È qualcosa che ci porta dentro l’antropologia della pena e della tortura.
Ogni difesa acritica del loro comportamento è inammissibile in uno Stato costituzionale di diritto. Ogni sottovalutazione o tentativo di circoscriverne la portata non aiuta a riportare il sistema penitenziario nell’arco della legalità. In quel video non abbiamo visto mele marce al lavoro. Erano troppo numerosi i responsabili delle violenze e non si intravedevano mele sane che provavano a riportare i colleghi alla ragionevolezza.
Questo non significa che le mele sane non vi siano. Sono fortunatamente tante, lavorano in silenzio, non vomitano odio sui social, non si fanno condizionare da chi inneggia alle forze di polizia russe o brasiliane, non fanno carriera quanto meriterebbero. La quantità di poliziotti coinvolti ci porta però dentro valutazioni di tipo sistemico.
Dunque, in attesa del processo penale, proviamo a definire alcune vie di uscita da questo meccanismo di auto-esaltazione. In primo luogo vorremmo che le più alte cariche dello Stato dicano un no secco e senza eccezioni alla tortura e alla violenza istituzionale, preannunciando non solo un’indagine rapida amministrativa interna che porti a sanzioni disciplinari ma anche la volontà di costituirsi parte civile nel futuro procedimento penale. I provvedimenti del Dap di sospensione degli agenti coinvolti vanno in questa direzione. Così come le parole inequivoche della ministra della Giustizia Marta Cartabia che ha parlato di «tradimento della Costituzione» nonché «di oltraggio alla dignità della persona dei detenuti».
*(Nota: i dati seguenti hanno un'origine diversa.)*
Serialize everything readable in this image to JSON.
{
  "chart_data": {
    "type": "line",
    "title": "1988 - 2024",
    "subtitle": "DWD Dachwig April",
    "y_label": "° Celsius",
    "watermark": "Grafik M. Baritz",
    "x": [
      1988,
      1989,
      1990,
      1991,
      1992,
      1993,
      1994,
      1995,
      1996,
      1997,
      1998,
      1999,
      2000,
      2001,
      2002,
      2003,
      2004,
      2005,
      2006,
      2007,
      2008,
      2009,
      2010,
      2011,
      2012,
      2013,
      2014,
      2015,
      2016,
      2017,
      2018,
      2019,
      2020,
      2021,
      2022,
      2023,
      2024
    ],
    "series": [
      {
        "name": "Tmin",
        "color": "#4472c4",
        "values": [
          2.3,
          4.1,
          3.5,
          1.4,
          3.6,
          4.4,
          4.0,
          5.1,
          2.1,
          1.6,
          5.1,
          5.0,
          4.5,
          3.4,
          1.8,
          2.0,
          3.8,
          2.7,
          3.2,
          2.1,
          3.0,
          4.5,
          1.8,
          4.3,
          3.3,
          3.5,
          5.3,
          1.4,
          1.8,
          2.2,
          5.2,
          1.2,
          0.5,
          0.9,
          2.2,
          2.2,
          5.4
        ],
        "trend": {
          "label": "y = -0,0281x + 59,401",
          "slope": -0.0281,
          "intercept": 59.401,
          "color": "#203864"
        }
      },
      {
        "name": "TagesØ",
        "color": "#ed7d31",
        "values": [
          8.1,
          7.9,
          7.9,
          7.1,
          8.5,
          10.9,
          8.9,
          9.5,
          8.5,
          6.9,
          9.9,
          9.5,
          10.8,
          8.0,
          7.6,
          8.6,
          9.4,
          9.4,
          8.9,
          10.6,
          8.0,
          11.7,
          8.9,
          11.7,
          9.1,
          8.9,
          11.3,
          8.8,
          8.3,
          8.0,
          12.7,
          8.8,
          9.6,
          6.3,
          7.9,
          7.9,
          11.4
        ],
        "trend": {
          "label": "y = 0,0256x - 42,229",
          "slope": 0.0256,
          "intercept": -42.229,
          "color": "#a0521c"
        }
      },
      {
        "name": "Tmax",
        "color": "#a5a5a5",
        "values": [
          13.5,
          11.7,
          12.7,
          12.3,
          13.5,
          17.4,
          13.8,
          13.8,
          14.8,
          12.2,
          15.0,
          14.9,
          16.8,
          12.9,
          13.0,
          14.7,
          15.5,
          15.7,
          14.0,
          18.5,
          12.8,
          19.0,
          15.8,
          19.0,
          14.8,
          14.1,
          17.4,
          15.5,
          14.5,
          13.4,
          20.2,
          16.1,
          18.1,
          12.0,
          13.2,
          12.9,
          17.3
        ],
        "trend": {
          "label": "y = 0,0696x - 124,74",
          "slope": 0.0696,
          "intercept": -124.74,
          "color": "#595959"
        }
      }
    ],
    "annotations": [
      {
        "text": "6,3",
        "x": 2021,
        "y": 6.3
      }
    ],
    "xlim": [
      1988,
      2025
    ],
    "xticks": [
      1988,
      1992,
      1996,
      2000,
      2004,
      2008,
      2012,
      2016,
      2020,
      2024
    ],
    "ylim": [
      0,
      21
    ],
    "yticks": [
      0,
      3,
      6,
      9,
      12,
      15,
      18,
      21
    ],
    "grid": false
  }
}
In secondo luogo vorremmo che l’organizzazione penitenziaria rimetta al centro figure professionali quali educatori, assistenti sociali, animatori, mediatori, psicologi e che si riapra dappertutto il carcere alla società esterna. C’è chi per motivi economici avrebbe voluto cooptare gli educatori nel corpo di Polizia. Un errore di visione che avrebbe cambiato la fisionomia del carcere, a scapito della trasparenza e delle finalità costituzionali. Ogni occhio che arriva da fuori le mura è una forma di prevenzione dalla tentazione di maltrattamenti. Il direttore di carcere deve essere inequivocabilmente messo al vertice della gerarchia interna, senza cedere alle pressioni corporative delle organizzazioni sindacali autonome di Polizia penitenziaria. I sindacati confederali devono essere un’avanguardia democratica e mai cedere alla competizione securitaria con quelli che chiedono più taser per tutti. È necessario che si adottino linee guida nazionali su come gestire situazioni di rischio, affidandosi anche a una formazione interdisciplinare e interprofessionale.
La video-sorveglianza deve coprire tutte le aree del carcere, anche quelle oscure, come le scale o le sezioni di isolamento. I medici non devono mai sentirsi costretti dentro rapporti di tipo gerarchico con chi ha funzioni di controllo. Devono essere messi nelle condizioni di visitare in libertà e riservatezza le persone che hanno subito violenza. Infine vorremmo che vi fosse una visione costituzionale e condivisa della pena. La Costituzione non va tollerata, elusa, ridicolizzata. La Costituzione va rispettata, applicata. Sarebbe un gran bel segnale se all’indomani dell’inchiesta di Santa Maria Capua Vetere fosse adottato un nuovo regolamento di vita penitenziaria (il precedente è del 2000) ispirato ai principi di responsabilità, integrazione, normalità e rispetto della dignità umana.